UPDATE: Collider confirms with sources that the deal is in “the final stages” and THR makes it official. Read our original story below.
We came across this rather exciting tweet from Disturbia and I Am Number Four director D.J. Caruso:
My deal just closed on Preacher. Going back to the dark side and pretty fucking pumped!
While we await some kind of confirmation, this means we might actually see some movement on the John August-scripted adaptation of the influential graphic novel series by writer Garth Ennis and artist Steve Dillon.
This adaptation has been one of the most hotly anticipated – and annoyingly slow to get moving – projects in recent memory. Numerous directors have come and gone, including The A-Team‘s Joe Carnahan and Sam Mendes, who left the project to focus on Bond 23.

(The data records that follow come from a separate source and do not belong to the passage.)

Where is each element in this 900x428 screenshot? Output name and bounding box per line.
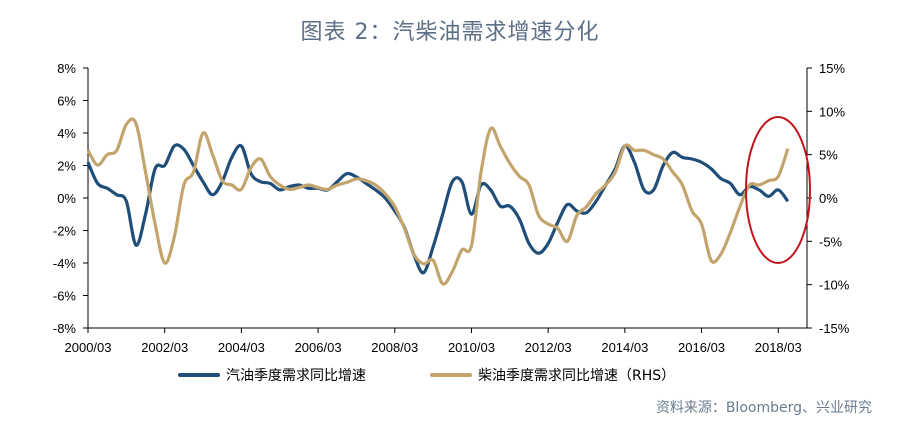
x-tick-label: 2010/03: [448, 340, 495, 355]
y-right-tick-label: 5%: [819, 148, 838, 163]
y-right-tick-label: 10%: [819, 104, 845, 119]
plot-area: [86, 116, 811, 286]
legend: 汽油季度需求同比增速 柴油季度需求同比增速（RHS）: [178, 368, 675, 384]
y-left-tick-label: 2%: [57, 159, 76, 174]
highlight-ellipse: [745, 116, 811, 264]
y-right-tick-label: 15%: [819, 61, 845, 76]
y-left-tick-label: 8%: [57, 61, 76, 76]
x-tick-label: 2016/03: [678, 340, 725, 355]
x-tick-label: 2004/03: [218, 340, 265, 355]
axes: 8% 6% 4% 2% 0% -2% -4% -6% -8% 15% 10% 5% 0% -5% -10% -…: [53, 61, 850, 355]
y-left-tick-label: -2%: [53, 224, 77, 239]
y-left-tick-label: 0%: [57, 191, 76, 206]
legend-label-diesel: 柴油季度需求同比增速（RHS）: [478, 368, 675, 384]
x-tick-label: 2008/03: [371, 340, 418, 355]
x-tick-label: 2018/03: [755, 340, 802, 355]
y-right-tick-label: 0%: [819, 191, 838, 206]
y-left-tick-label: -4%: [53, 256, 77, 271]
legend-label-gasoline: 汽油季度需求同比增速: [226, 368, 366, 384]
x-tick-label: 2012/03: [525, 340, 572, 355]
y-left-tick-label: -6%: [53, 289, 77, 304]
y-right-tick-label: -10%: [819, 278, 850, 293]
y-left-tick-label: 4%: [57, 126, 76, 141]
series-gasoline-line: [86, 143, 790, 275]
x-tick-label: 2006/03: [295, 340, 342, 355]
series-diesel-line: [86, 117, 790, 286]
y-left-tick-label: -8%: [53, 321, 77, 336]
x-tick-label: 2000/03: [65, 340, 112, 355]
y-right-tick-label: -15%: [819, 321, 850, 336]
chart-title: 图表 2：汽柴油需求增速分化: [300, 20, 600, 45]
y-left-tick-label: 6%: [57, 94, 76, 109]
x-tick-label: 2002/03: [141, 340, 188, 355]
x-tick-label: 2014/03: [601, 340, 648, 355]
source-note: 资料来源：Bloomberg、兴业研究: [655, 400, 872, 416]
y-right-tick-label: -5%: [819, 234, 843, 249]
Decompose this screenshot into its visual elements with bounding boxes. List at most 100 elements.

Alice in Wonderland and Go scripter John August first confirmed his involvement just over two years ago, and now we’re getting some serious rumbles of life, including a report from /Film last week. I think Caruso is a solid choice: he’s tenacious, talented, and takes risks most mainstream directors wouldn’t consider. Plus, if by going “back to the dark side,” he means visiting the darker terrains of his excellent breakout film The Salton Sea, then all the better.

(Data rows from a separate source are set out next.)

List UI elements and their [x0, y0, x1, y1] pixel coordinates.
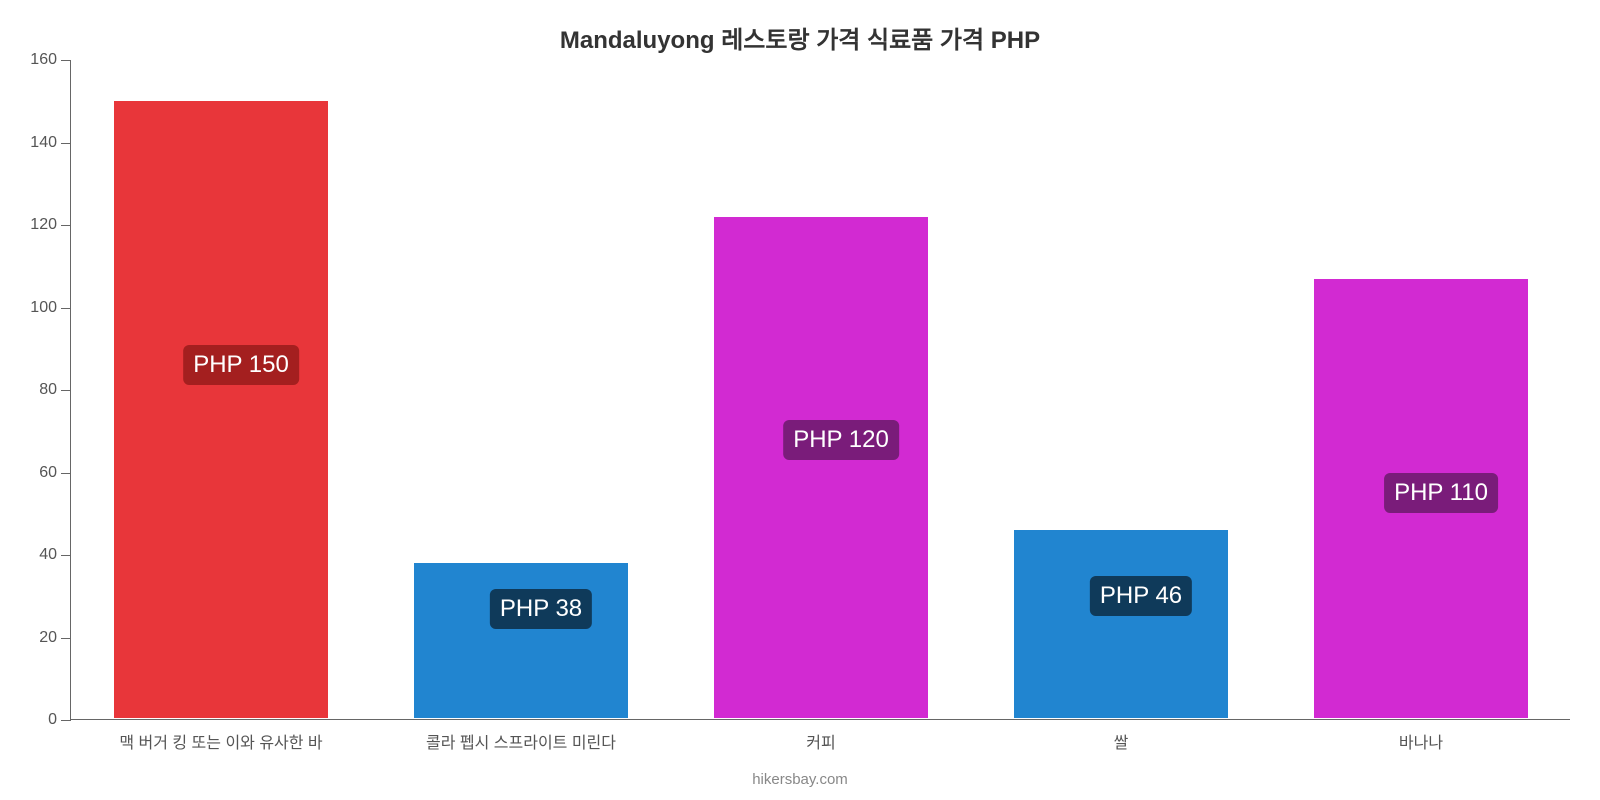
value-badge: PHP 150 [183, 345, 299, 385]
x-tick-label: 콜라 펩시 스프라이트 미린다 [426, 719, 616, 753]
y-tick-label: 40 [39, 546, 71, 564]
y-tick-label: 20 [39, 629, 71, 647]
x-tick-label: 맥 버거 킹 또는 이와 유사한 바 [119, 719, 322, 753]
y-tick-label: 140 [30, 134, 71, 152]
value-badge: PHP 38 [490, 589, 592, 629]
y-tick-label: 0 [48, 711, 71, 729]
y-tick-label: 100 [30, 299, 71, 317]
x-tick-label: 바나나 [1399, 719, 1443, 753]
value-badge: PHP 110 [1384, 473, 1498, 513]
y-tick-label: 160 [30, 51, 71, 69]
plot-region: 020406080100120140160맥 버거 킹 또는 이와 유사한 바P… [70, 60, 1570, 720]
bar [713, 216, 929, 719]
x-tick-label: 쌀 [1114, 719, 1129, 753]
source-credit: hikersbay.com [752, 771, 848, 788]
chart-title: Mandaluyong 레스토랑 가격 식료품 가격 PHP [0, 0, 1600, 55]
y-tick-label: 80 [39, 381, 71, 399]
x-tick-label: 커피 [806, 719, 835, 753]
y-tick-label: 120 [30, 216, 71, 234]
bar [113, 100, 329, 719]
value-badge: PHP 120 [783, 420, 899, 460]
value-badge: PHP 46 [1090, 576, 1192, 616]
bar [1013, 529, 1229, 719]
chart-area: 020406080100120140160맥 버거 킹 또는 이와 유사한 바P… [70, 60, 1570, 720]
bar [413, 562, 629, 719]
y-tick-label: 60 [39, 464, 71, 482]
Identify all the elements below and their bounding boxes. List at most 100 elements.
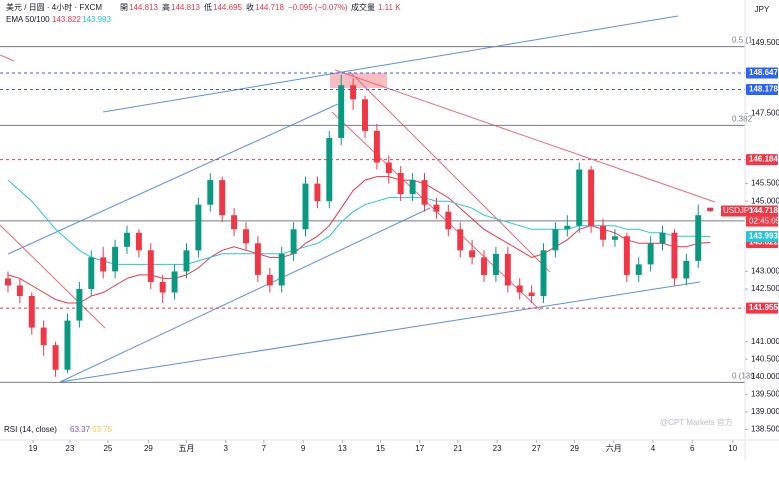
x-tick-label: 15 <box>376 444 385 453</box>
candle-body <box>457 229 464 251</box>
last-price-label-box <box>746 205 778 217</box>
y-tick-label: 145.500 <box>751 179 779 188</box>
ema-price-label: 143.993 <box>749 232 778 241</box>
trend-line <box>59 207 431 383</box>
x-tick-label: 3 <box>224 444 229 453</box>
candle-body <box>623 236 630 275</box>
candle-body <box>76 288 83 321</box>
candle-body <box>373 130 380 163</box>
trend-line <box>102 15 679 113</box>
price-label-box <box>746 84 778 96</box>
watermark: @CPT Markets 官方 <box>660 417 733 427</box>
candle-body <box>588 169 595 226</box>
trend-line <box>59 281 701 383</box>
legend-value: 144.813 <box>129 3 158 12</box>
trend-line <box>0 224 106 329</box>
fib-label: 0 (139 <box>732 372 755 381</box>
x-tick-label: 6 <box>690 444 695 453</box>
candle-body <box>409 180 416 195</box>
price-label-box <box>746 67 778 79</box>
candle-body <box>707 207 714 212</box>
y-tick-label: 139.000 <box>751 407 779 416</box>
candle-body <box>16 285 23 296</box>
candle-body <box>135 232 142 251</box>
x-tick-label: 23 <box>493 444 502 453</box>
candle-body <box>231 215 238 230</box>
candle-body <box>183 250 190 272</box>
price-label: 141.955 <box>749 303 778 312</box>
trend-line <box>0 54 15 62</box>
x-tick-label: 23 <box>65 444 74 453</box>
candle-body <box>290 229 297 254</box>
y-tick-label: 145.000 <box>751 196 779 205</box>
symbol-box <box>721 205 746 217</box>
y-tick-label: 140.500 <box>751 354 779 363</box>
candle-body <box>52 345 59 370</box>
candle-body <box>492 253 499 275</box>
y-tick-label: 149.500 <box>751 38 779 47</box>
candle-body <box>600 225 606 240</box>
candle-body <box>207 180 214 205</box>
legend-label: 開 <box>120 3 128 12</box>
candle-body <box>445 211 452 230</box>
y-tick-label: 141.000 <box>751 337 779 346</box>
chart-title: 美元 / 日圆 · 4小时 · FXCM <box>6 2 102 12</box>
rsi-label: RSI (14, close) <box>4 425 57 434</box>
countdown-box <box>746 216 778 227</box>
candle-body <box>171 271 178 293</box>
candle-body <box>278 253 285 286</box>
candle-body <box>243 229 249 244</box>
candle-body <box>647 243 654 265</box>
fib-label: 0.5 (1 <box>732 36 753 45</box>
price-label-box <box>746 302 778 314</box>
candle-body <box>528 292 535 296</box>
ema-price-label: 143.822 <box>749 238 778 247</box>
candle-body <box>326 137 333 202</box>
candle-body <box>635 264 642 275</box>
x-tick-label: 25 <box>103 444 112 453</box>
candle-body <box>576 169 583 226</box>
x-tick-label: 9 <box>301 444 306 453</box>
candle-body <box>266 274 273 286</box>
y-tick-label: 147.500 <box>751 108 779 117</box>
y-tick-label: 139.500 <box>751 389 779 398</box>
candle-body <box>28 295 35 328</box>
candle-body <box>254 243 261 275</box>
candle-body <box>100 257 107 272</box>
candle-body <box>302 183 309 230</box>
trend-line <box>349 71 551 273</box>
candle-body <box>147 250 154 282</box>
candle-body <box>552 229 559 251</box>
x-tick-label: 19 <box>29 444 38 453</box>
legend-value: 144.718 <box>255 3 284 12</box>
x-tick-label: 7 <box>262 444 267 453</box>
price-label: 146.184 <box>749 155 778 164</box>
candle-body <box>469 250 476 258</box>
candle-body <box>219 180 226 216</box>
y-tick-label: 138.500 <box>751 425 779 434</box>
legend-label: 低 <box>204 2 212 12</box>
symbol: USDJPY <box>723 206 755 215</box>
legend-value: 144.695 <box>213 3 242 12</box>
candle-body <box>671 232 678 279</box>
candle-body <box>397 173 404 195</box>
trend-line <box>334 69 716 203</box>
candle-body <box>659 232 666 244</box>
fib-label: 0.382 <box>732 115 753 124</box>
candle-body <box>564 225 571 230</box>
x-tick-label: 17 <box>415 444 424 453</box>
legend-label: 收 <box>246 2 254 12</box>
candle-body <box>362 99 368 131</box>
x-tick-label: 10 <box>728 444 737 453</box>
x-tick-label: 29 <box>144 444 153 453</box>
currency: JPY <box>755 5 770 14</box>
candle-body <box>695 215 702 261</box>
candle-body <box>159 281 166 293</box>
x-tick-label: 29 <box>570 444 579 453</box>
candle-body <box>385 162 392 174</box>
candle-body <box>64 320 71 370</box>
x-tick-label: 六月 <box>606 443 622 453</box>
price-label: 148.178 <box>749 85 778 94</box>
candle-body <box>540 250 547 296</box>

For those who don’t know (and how dare you not), Preacher follows the adventures of Rev. Jesse Custer, a Texas preacher who teams up with Irish vampire Cassidy (modeled on The Pogues frontman Shane MacGowan) and his ex-old-lady Tulip to basically hunt down God and demand answers. The Big Man has left Heaven in the wake of an unholy sexual union: an angel and a demon conceive a new entity, which escape it’s confines and embeds itself in Custer, who can command people with the Word of God.
I’m actually not surprised this project has taken this long to come together. Preacher is a huge story, with the synopsis above only scratching the surface of what happens along the way. Whittling this down to a satisfying two-hour experience could not have been easy, but I’ll my pair of ivory-carved dice (that I won off the Devil in a backwoods game of craps) that August’s script leaves plenty of room for sequels.
Are you a fan of Preacher? What do you think of D.J. Caruso as a director?